The picture details an alien invasion from a single rural perspective, which is a daring gambit that mostly pays off! Sure, there are plenty of questions: why would the aliens invade this particular corner of the world when they seem otherwise to hover over major cities? Are the corn circles necessary for orienteering purposes, as is speculated, and if so, how is the lack of cornfields in big cities a factor in the aliens’ plan? Of course the biggest question is a callback to The War of the Worlds: how could the aliens have skimped so much on researching the planet they’ve invaded?

I’m perfectly happy to let all these questions go, ha ha! I mean, you can pick apart any story if you’re determined to, and it’s pretty clear that this is a movie less about aliens than about faith: losing it and finding it again under extreme circumstances, as though faith is like the fabled bump on the noggin that first obliterates memory and when applied again, restores it!
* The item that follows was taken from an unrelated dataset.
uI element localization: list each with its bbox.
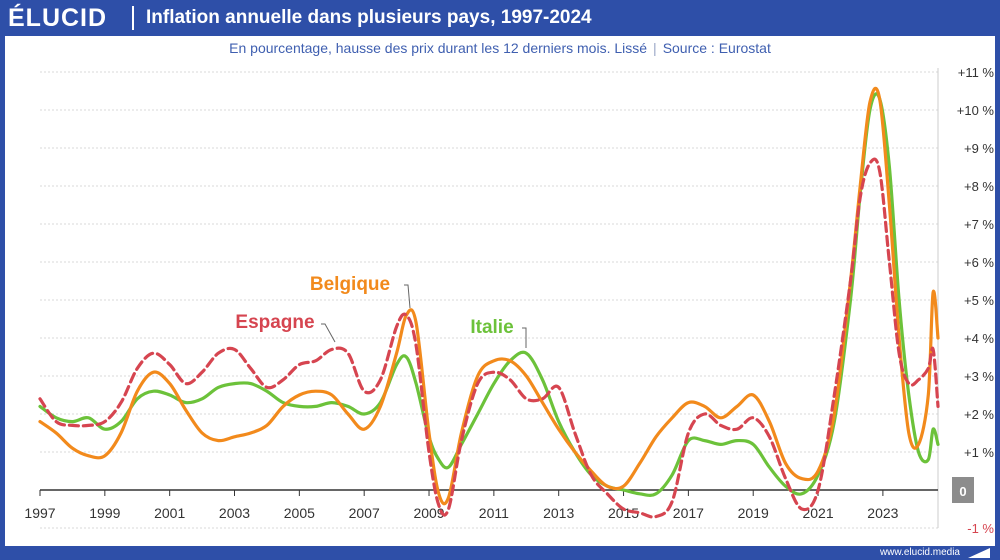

But right from an early shot of the outline of a removed cross on the wall (which suggests some truly heroic cigarette smoking in the house at some point), the picture is determined to handle this theme with oven mitts on! An irritatingly binary orthodoxy reveals itself, and then pounds us on the head like a hammer in one boring, pushy dialogue scene; and of course by the end Gibson’s requests not to be called “Father” have ceased and he’s back in the uncomfortable-looking cassock and collar! And of course he’s another sort of father once again to his presumably renormalized children!

So all that stuff, along with the usual barbiturated acting and general portentousness of Shyamalan, bugged me a bit; but on the other hand we have sharp lensing from Tak Fujimoto, the terrific cinematographer who shot Last Embrace and Grumpier Old Men and so many other good-looking pictures; good work from composer James Newton Howard; some nice opening credits; some fine cornfield atmosphere; welcome dashes of humour; and well-tuned suspense and spookshow sequences from the talented Shyamalan! It’s quite possible to watch this picture concentrating on those aspects rather than the exasperating thematic porridge, and I recommend doing just that! On balance I admire the film because it does the cinematic genre stuff well, and even though I don’t like what it tries beyond that, and think it does it badly, at least it tries something! I award Signs two and a half bar-b-que forks!

2 comments:

  1. At least Close Encounters kept its religion space-based! It is very silly and overearnest, but I must admit, that scene where the news footage of the party is on TV is terrific. If the rest had been as unnerving as that, Shyamalan might not have taken a career dip.

    ReplyDelete
    Replies
    1. I don't think you could sustain that level of spookiness for the whole movie, but it was hardly necessary to undercut the atmosphere with the earnest silliness and funereal acting!